El Christian despreocupado ha desaparecido. Ahora tiene los ojos muy abiertos con expresión alarmada, y verlo así resulta desgarrador.

– Nena, solo ha pasado un fin de semana. Démonos tiempo. Cuando te marchaste, pensé mucho en nosotros. Necesitamos tiempo. Tú necesitas confiar en mí y yo en ti. Quizá más adelante podamos permitírnoslo, pero me gusta cómo eres ahora. Me gusta verte tan contenta, tan relajada y despreocupada, sabiendo que yo tengo algo que ver en ello. Yo nunca he… -Se calla y se pasa la mano por el pelo-. Para correr, primero tenemos que aprender a andar.

De repente sonríe.

– ¿Qué tiene tanta gracia?

– Flynn. Dice eso constantemente. Nunca creí que le citaría.

– Un flynnismo.

Christian se ríe.

– Exacto.

Llega el camarero con los entrantes y la brocheta, y en cuanto cambiamos de conversación Christian se relaja.

Cuando nos colocan delante nuestros pantagruélicos platos, no puedo evitar pensar en cómo he visto a Christian hoy: relajado, feliz y despreocupado. Como mínimo ahora se ríe, vuelve a estar a gusto.

Cuando empieza a interrogarme sobre los lugares donde he estado, suspiro de alivio en mi fuero interno. El tema se acaba enseguida, ya que no he estado en ningún sitio fuera del Estados Unidos continental. En cambio, él ha viajado por todo el mundo, e iniciamos una charla más alegre y sencilla sobre todos los lugares que él ha visitado.

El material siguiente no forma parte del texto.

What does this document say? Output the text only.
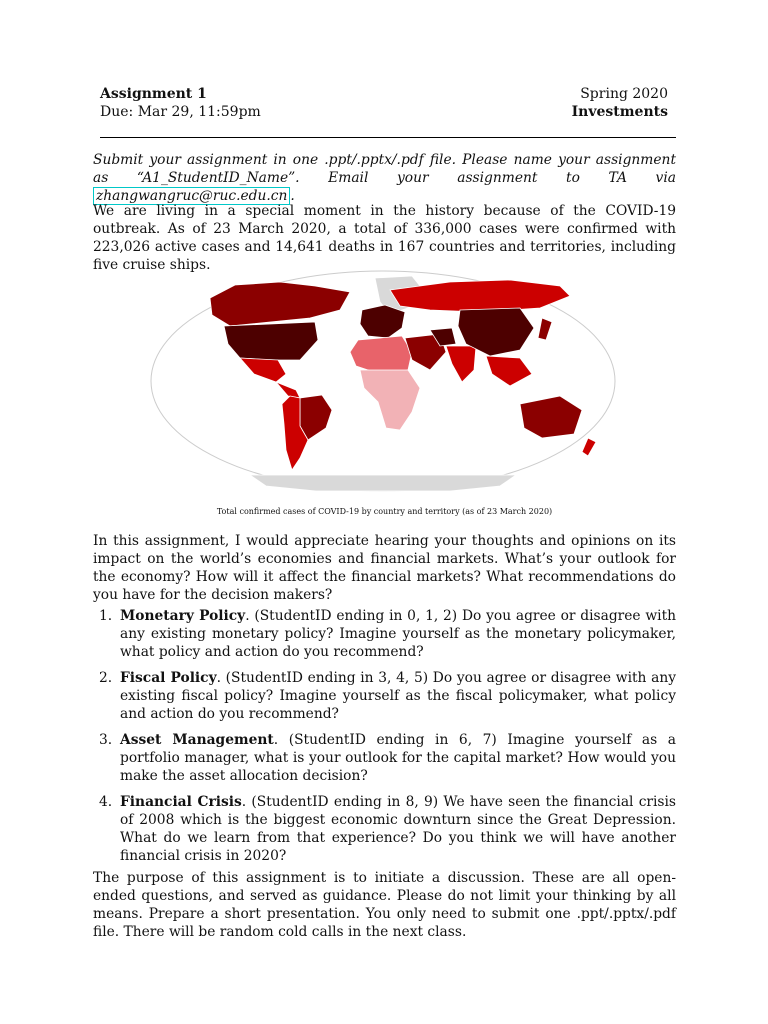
Assignment 1
Due: Mar 29, 11:59pm
Spring 2020
Investments
Submit your assignment in one .ppt/.pptx/.pdf file. Please name your assignment as “A1_StudentID_Name”. Email your assignment to TA via zhangwangruc@ruc.edu.cn .
We are living in a special moment in the history because of the COVID-19 outbreak. As of 23 March 2020, a total of 336,000 cases were confirmed with 223,026 active cases and 14,641 deaths in 167 countries and territories, including five cruise ships.
Total confirmed cases of COVID-19 by country and territory (as of 23 March 2020)
In this assignment, I would appreciate hearing your thoughts and opinions on its impact on the world’s economies and financial markets. What’s your outlook for the economy? How will it affect the financial markets? What recommendations do you have for the decision makers?
1. Monetary Policy. (StudentID ending in 0, 1, 2) Do you agree or disagree with any existing monetary policy? Imagine yourself as the monetary policymaker, what policy and action do you recommend?
2. Fiscal Policy. (StudentID ending in 3, 4, 5) Do you agree or disagree with any existing fiscal policy? Imagine yourself as the fiscal policymaker, what policy and action do you recommend?
3. Asset Management. (StudentID ending in 6, 7) Imagine yourself as a portfolio manager, what is your outlook for the capital market? How would you make the asset allocation decision?
4. Financial Crisis. (StudentID ending in 8, 9) We have seen the financial crisis of 2008 which is the biggest economic downturn since the Great Depression. What do we learn from that experience? Do you think we will have another financial crisis in 2020?
The purpose of this assignment is to initiate a discussion. These are all open-ended questions, and served as guidance. Please do not limit your thinking by all means. Prepare a short presentation. You only need to submit one .ppt/.pptx/.pdf file. There will be random cold calls in the next class.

Después de la sabrosa y contundente cena, Christian conduce de vuelta al Escala. Por los altavoces se oye la voz dulce y melodiosa de Eva Cassidy, y eso me proporciona un apacible interludio para pensar. He tenido un día asombroso; la doctora Greene; nuestra ducha; la admisión de Christian; hacer el amor en el hotel y en el barco; comprar el coche. Incluso el propio Christian se ha mostrado tan distinto… Es como si se hubiera desprendido de algo, o hubiera redescubierto algo… no sé.